Reports per-session OpenAI Codex CLI usage to JaGit.

Readme

@jagit/hook-codex

Reports per-session OpenAI Codex CLI usage to JaGit.

Setup

Codex has no built-in hook mechanism, so install a shell function that wraps the real codex binary and reports after each session ends:

codex() {
  command codex "$@"
  local status=$?
  npx -y @jagit/hook-codex >/dev/null 2>&1 || true
  return $status
}

Add that function to your shell rc (~/.zshrc, ~/.bashrc, etc.) — it must appear before any alias/PATH entry that would otherwise shadow it. On exit, the reporter locates the most-recently-modified file under ~/.codex/sessions/**/*.jsonl, parses it, and posts the session summary. Uninstall by removing the shell function.

For a permanent binary instead of npx -y: npm i -g @jagit/hook-codex, then call jagit-hook-codex in the wrapper.

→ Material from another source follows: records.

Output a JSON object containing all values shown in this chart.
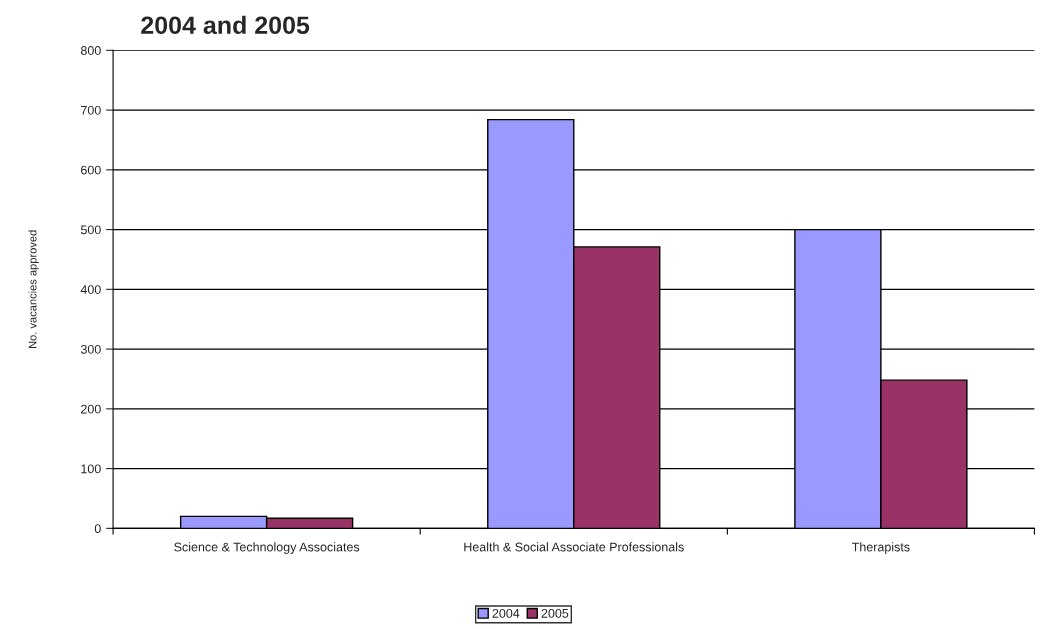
{
  "chart_data": {
    "type": "bar",
    "title": "2004 and 2005",
    "ylabel": "No. vacancies approved",
    "categories": [
      "Science & Technology Associates",
      "Health & Social Associate Professionals",
      "Therapists"
    ],
    "series": [
      {
        "name": "2004",
        "color": "#9999ff",
        "values": [
          20,
          684,
          500
        ]
      },
      {
        "name": "2005",
        "color": "#993366",
        "values": [
          17,
          471,
          248
        ]
      }
    ],
    "ylim": [
      0,
      800
    ],
    "yticks": [
      0,
      100,
      200,
      300,
      400,
      500,
      600,
      700,
      800
    ],
    "grid": "y",
    "legend": "bottom"
  }
}
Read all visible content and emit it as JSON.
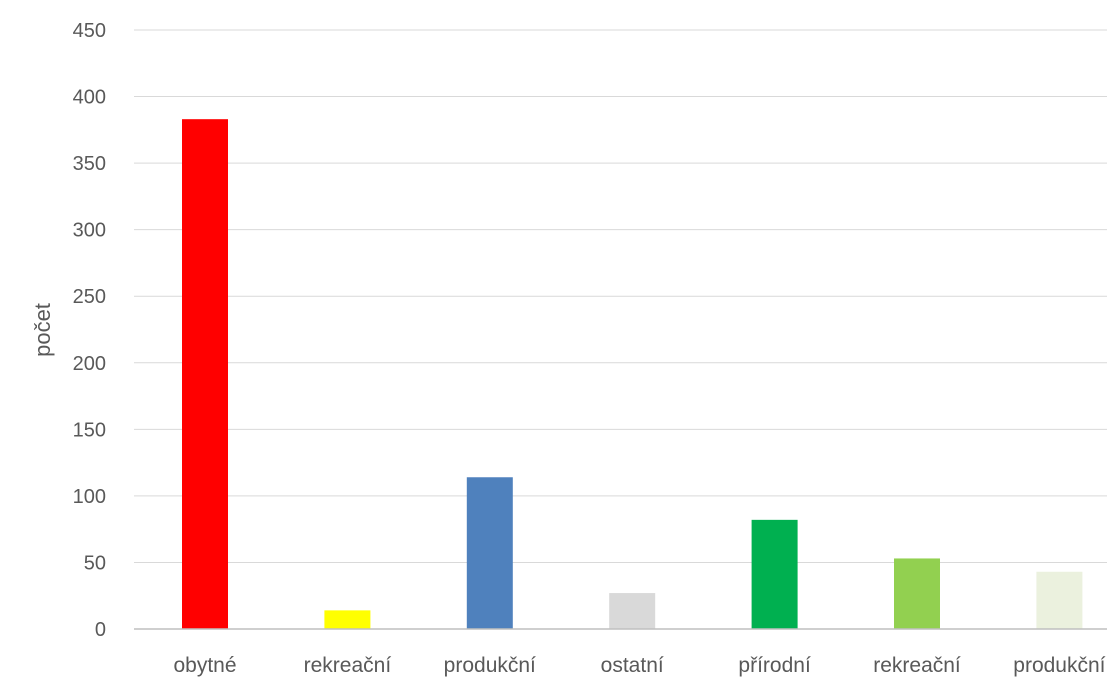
{
  "chart_data": {
    "type": "bar",
    "title": "",
    "xlabel": "",
    "ylabel": "počet",
    "ylim": [
      0,
      450
    ],
    "yticks": [
      "0",
      "50",
      "100",
      "150",
      "200",
      "250",
      "300",
      "350",
      "400",
      "450"
    ],
    "grid": true,
    "legend": "none",
    "categories": [
      "obytné",
      "rekreační",
      "produkční",
      "ostatní",
      "přírodní",
      "rekreační",
      "produkční"
    ],
    "values": [
      383,
      14,
      114,
      27,
      82,
      53,
      43
    ],
    "colors": [
      "#ff0000",
      "#ffff00",
      "#4f81bd",
      "#d9d9d9",
      "#00b050",
      "#92d050",
      "#ebf1de"
    ],
    "gridline_color": "#d9d9d9",
    "axis_color": "#bfbfbf"
  }
}
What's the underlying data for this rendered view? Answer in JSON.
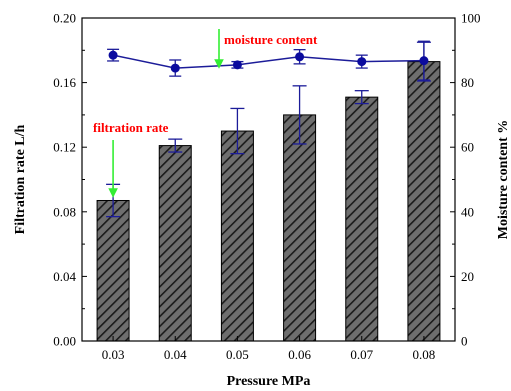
{
  "chart_data": {
    "type": "bar",
    "categories": [
      "0.03",
      "0.04",
      "0.05",
      "0.06",
      "0.07",
      "0.08"
    ],
    "xlabel": "Pressure MPa",
    "ylabel_left": "Filtration rate L/h",
    "ylabel_right": "Moisture content %",
    "ylim_left": [
      0.0,
      0.2
    ],
    "ylim_right": [
      0,
      100
    ],
    "yticks_left": [
      "0.00",
      "0.04",
      "0.08",
      "0.12",
      "0.16",
      "0.20"
    ],
    "yticks_right": [
      "0",
      "20",
      "40",
      "60",
      "80",
      "100"
    ],
    "grid": false,
    "series": [
      {
        "name": "filtration rate",
        "kind": "bar",
        "axis": "left",
        "values": [
          0.087,
          0.121,
          0.13,
          0.14,
          0.151,
          0.173
        ],
        "error": [
          0.01,
          0.004,
          0.014,
          0.018,
          0.004,
          0.012
        ]
      },
      {
        "name": "moisture content",
        "kind": "line",
        "axis": "right",
        "values": [
          88.5,
          84.5,
          85.5,
          88.0,
          86.5,
          86.8
        ],
        "error": [
          1.8,
          2.5,
          1.0,
          2.2,
          2.0,
          6.0
        ]
      }
    ],
    "annotations": [
      {
        "text": "filtration rate",
        "target_series": "filtration rate",
        "target_index": 0,
        "color": "#ff0000",
        "arrow_color": "#33ee33"
      },
      {
        "text": "moisture content",
        "target_series": "moisture content",
        "target_index": 2,
        "color": "#ff0000",
        "arrow_color": "#33ee33"
      }
    ],
    "colors": {
      "bar_fill": "#6e6e6e",
      "bar_hatch": "#1a1a1a",
      "line": "#1c1c99",
      "marker": "#0b0b9e"
    }
  }
}
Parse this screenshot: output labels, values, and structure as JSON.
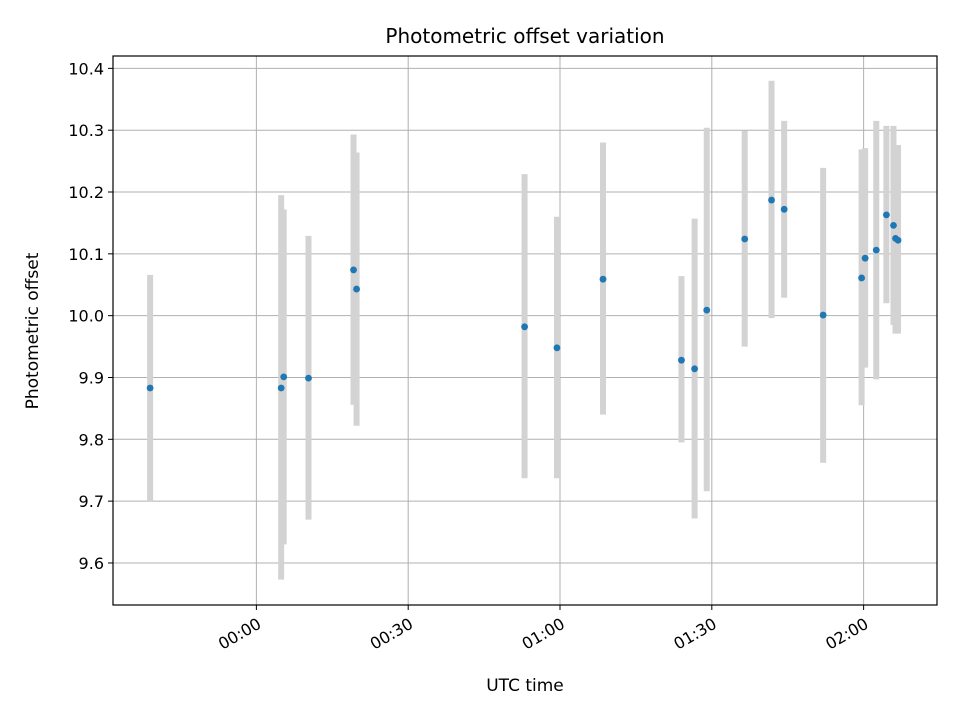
{
  "chart_data": {
    "type": "scatter",
    "title": "Photometric offset variation",
    "xlabel": "UTC time",
    "ylabel": "Photometric offset",
    "x_ticks": [
      {
        "value": 0,
        "label": "00:00"
      },
      {
        "value": 30,
        "label": "00:30"
      },
      {
        "value": 60,
        "label": "01:00"
      },
      {
        "value": 90,
        "label": "01:30"
      },
      {
        "value": 120,
        "label": "02:00"
      }
    ],
    "y_ticks": [
      "9.6",
      "9.7",
      "9.8",
      "9.9",
      "10.0",
      "10.1",
      "10.2",
      "10.3",
      "10.4"
    ],
    "xlim": [
      "23:31:40",
      "02:14:30"
    ],
    "ylim": [
      9.532,
      10.42
    ],
    "grid": true,
    "marker_color": "#1f77b4",
    "errorbar_color": "#d3d3d3",
    "points": [
      {
        "x": "23:39:00",
        "y": 9.883,
        "low": 9.7,
        "high": 10.066
      },
      {
        "x": "00:04:54",
        "y": 9.883,
        "low": 9.573,
        "high": 10.195
      },
      {
        "x": "00:05:24",
        "y": 9.901,
        "low": 9.63,
        "high": 10.172
      },
      {
        "x": "00:10:18",
        "y": 9.899,
        "low": 9.67,
        "high": 10.129
      },
      {
        "x": "00:19:12",
        "y": 10.074,
        "low": 9.856,
        "high": 10.293
      },
      {
        "x": "00:19:48",
        "y": 10.043,
        "low": 9.822,
        "high": 10.264
      },
      {
        "x": "00:53:00",
        "y": 9.982,
        "low": 9.737,
        "high": 10.229
      },
      {
        "x": "00:59:24",
        "y": 9.948,
        "low": 9.737,
        "high": 10.16
      },
      {
        "x": "01:08:30",
        "y": 10.059,
        "low": 9.84,
        "high": 10.28
      },
      {
        "x": "01:24:00",
        "y": 9.928,
        "low": 9.795,
        "high": 10.064
      },
      {
        "x": "01:26:36",
        "y": 9.914,
        "low": 9.672,
        "high": 10.157
      },
      {
        "x": "01:29:00",
        "y": 10.009,
        "low": 9.716,
        "high": 10.304
      },
      {
        "x": "01:36:30",
        "y": 10.124,
        "low": 9.95,
        "high": 10.299
      },
      {
        "x": "01:41:48",
        "y": 10.187,
        "low": 9.996,
        "high": 10.38
      },
      {
        "x": "01:44:18",
        "y": 10.172,
        "low": 10.029,
        "high": 10.315
      },
      {
        "x": "01:52:00",
        "y": 10.001,
        "low": 9.762,
        "high": 10.239
      },
      {
        "x": "01:59:36",
        "y": 10.061,
        "low": 9.855,
        "high": 10.269
      },
      {
        "x": "02:00:18",
        "y": 10.093,
        "low": 9.916,
        "high": 10.271
      },
      {
        "x": "02:02:30",
        "y": 10.106,
        "low": 9.897,
        "high": 10.315
      },
      {
        "x": "02:04:30",
        "y": 10.163,
        "low": 10.02,
        "high": 10.307
      },
      {
        "x": "02:05:54",
        "y": 10.146,
        "low": 9.985,
        "high": 10.307
      },
      {
        "x": "02:06:18",
        "y": 10.125,
        "low": 9.971,
        "high": 10.276
      },
      {
        "x": "02:06:48",
        "y": 10.122,
        "low": 9.971,
        "high": 10.276
      }
    ]
  }
}
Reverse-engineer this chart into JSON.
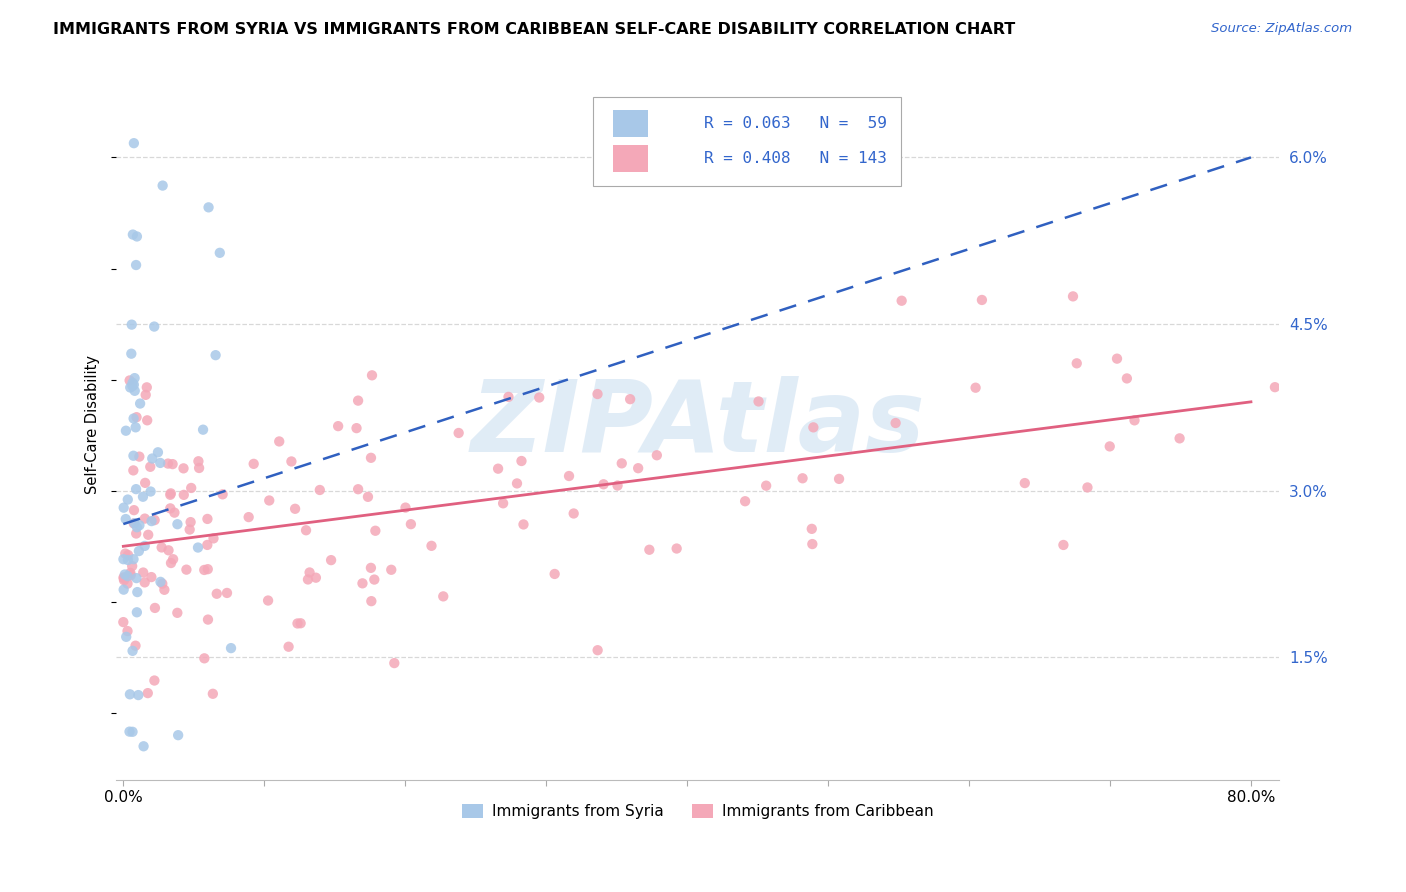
{
  "title": "IMMIGRANTS FROM SYRIA VS IMMIGRANTS FROM CARIBBEAN SELF-CARE DISABILITY CORRELATION CHART",
  "source": "Source: ZipAtlas.com",
  "ylabel": "Self-Care Disability",
  "yticks": [
    "1.5%",
    "3.0%",
    "4.5%",
    "6.0%"
  ],
  "ytick_vals": [
    0.015,
    0.03,
    0.045,
    0.06
  ],
  "ylim": [
    0.004,
    0.068
  ],
  "xlim": [
    -0.005,
    0.82
  ],
  "legend_syria_R": "0.063",
  "legend_syria_N": "59",
  "legend_caribbean_R": "0.408",
  "legend_caribbean_N": "143",
  "syria_color": "#a8c8e8",
  "caribbean_color": "#f4a8b8",
  "syria_line_color": "#3060c0",
  "caribbean_line_color": "#e06080",
  "syria_trend_x": [
    0.0,
    0.8
  ],
  "syria_trend_y": [
    0.027,
    0.06
  ],
  "caribbean_trend_x": [
    0.0,
    0.8
  ],
  "caribbean_trend_y": [
    0.025,
    0.038
  ],
  "watermark_text": "ZIPAtlas",
  "watermark_color": "#c8ddf0",
  "grid_color": "#d8d8d8",
  "bottom_legend_syria": "Immigrants from Syria",
  "bottom_legend_caribbean": "Immigrants from Caribbean"
}
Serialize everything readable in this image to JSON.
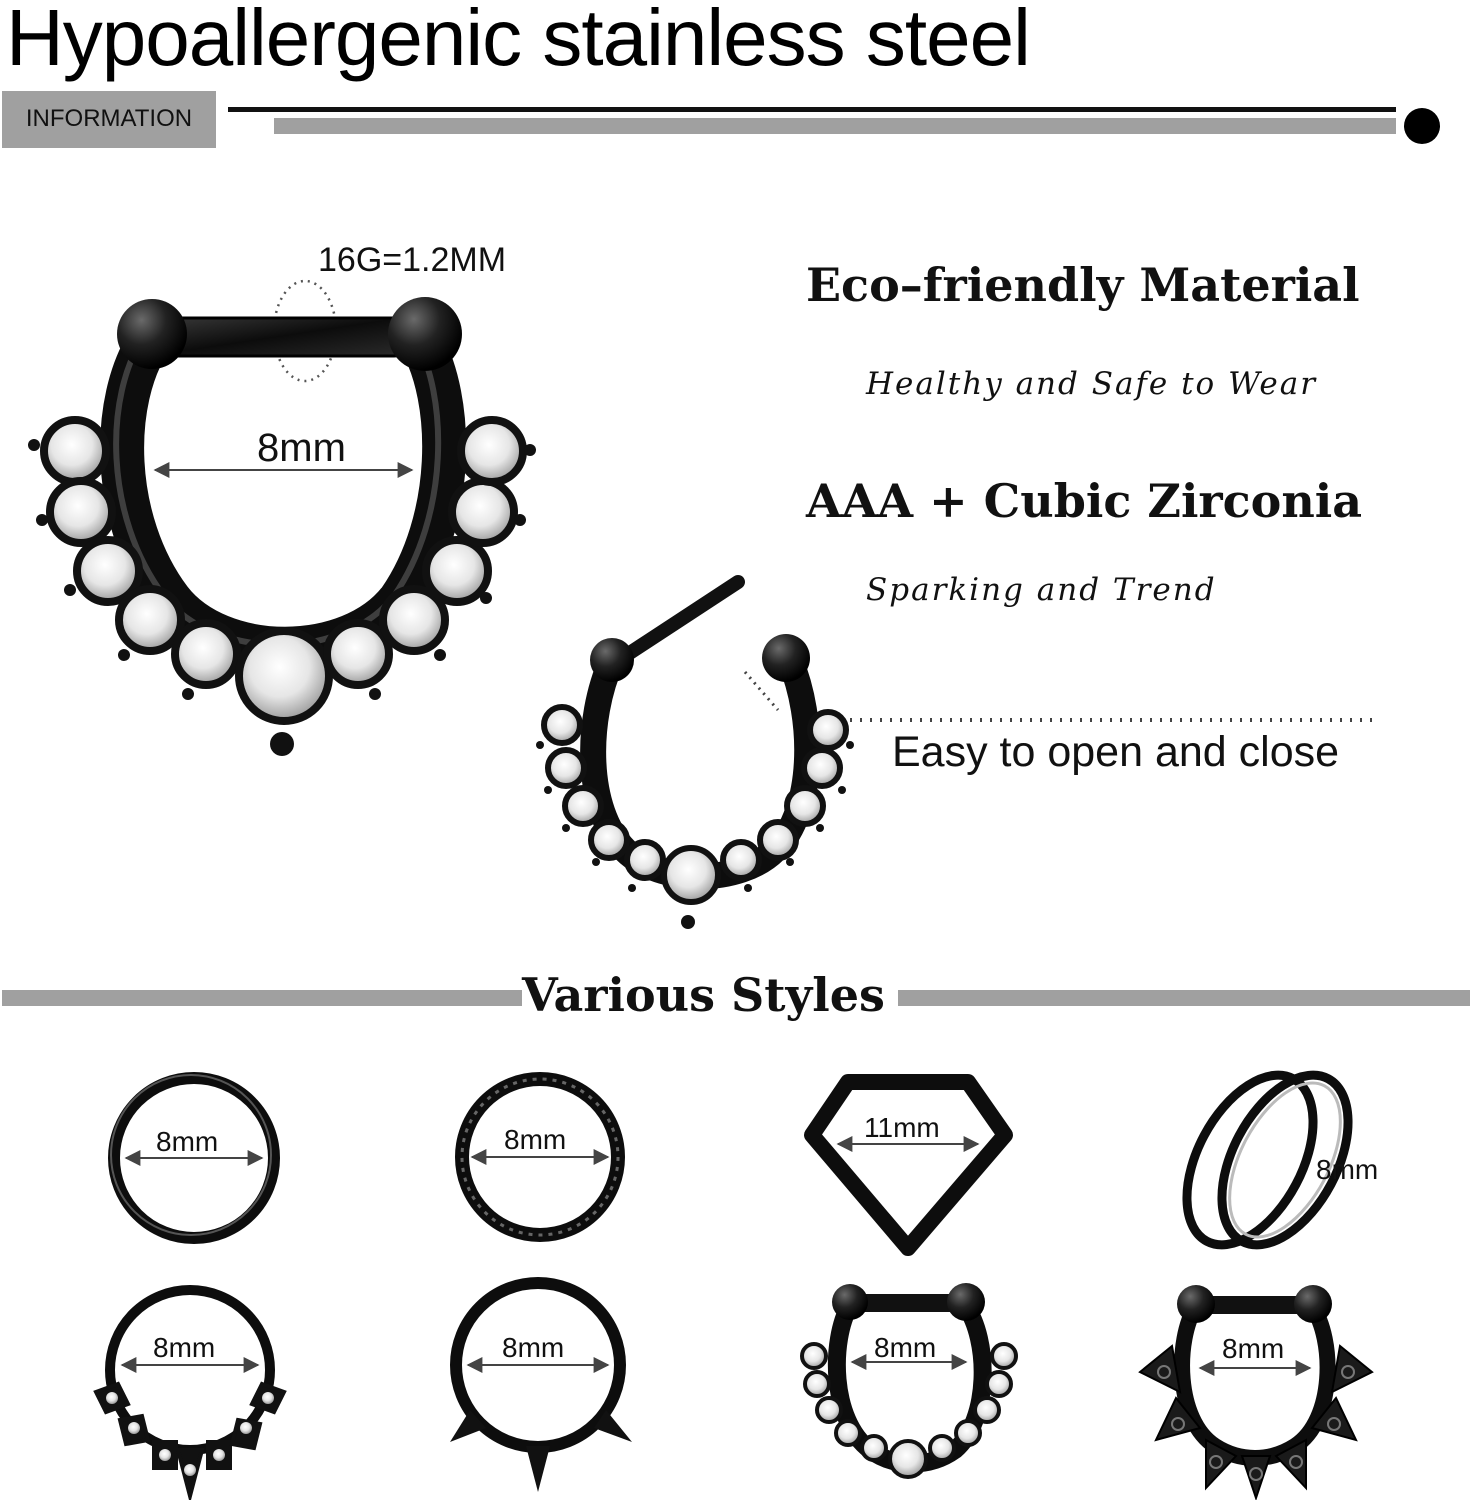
{
  "header": {
    "title": "Hypoallergenic stainless steel",
    "badge_label": "INFORMATION"
  },
  "hero": {
    "gauge_label": "16G=1.2MM",
    "main_size_label": "8mm"
  },
  "features": [
    {
      "heading": "Eco–friendly Material",
      "subtext": "Healthy and Safe to Wear"
    },
    {
      "heading": "AAA + Cubic Zirconia",
      "subtext": "Sparking and Trend"
    }
  ],
  "callout": {
    "text": "Easy to open and close"
  },
  "styles_section": {
    "title": "Various Styles",
    "items": [
      {
        "icon": "plain-hoop-ring-icon",
        "size": "8mm"
      },
      {
        "icon": "twisted-hoop-ring-icon",
        "size": "8mm"
      },
      {
        "icon": "diamond-shape-clicker-icon",
        "size": "11mm"
      },
      {
        "icon": "double-hoop-ring-icon",
        "size": "8mm"
      },
      {
        "icon": "jeweled-leaf-hoop-icon",
        "size": "8mm"
      },
      {
        "icon": "spiked-hoop-ring-icon",
        "size": "8mm"
      },
      {
        "icon": "crystal-septum-clicker-icon",
        "size": "8mm"
      },
      {
        "icon": "filigree-septum-clicker-icon",
        "size": "8mm"
      }
    ]
  },
  "colors": {
    "accent_gray": "#a0a0a0",
    "ink": "#111111",
    "metal": "#1a1a1a"
  }
}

You can also point the reporter at a specific transcript:

jagit-hook-codex --file ~/.codex/sessions/2026/06/20/rollout-...jsonl

Environment

export JAGIT_BASE_URL="https://your-jagit-host"
export JAGIT_API_KEY="<your DASHBOARD_API_TOKEN>"

Identity defaults to git config user.email (read from the session's cwd); override with JAGIT_GIT_USERNAME.

Notes

  • Token counts are cumulative per Codex session; the reporter reads the last non-null token_count event, not a sum across events.
  • costUsd is always null — Codex JSONL logs do not expose a cost field.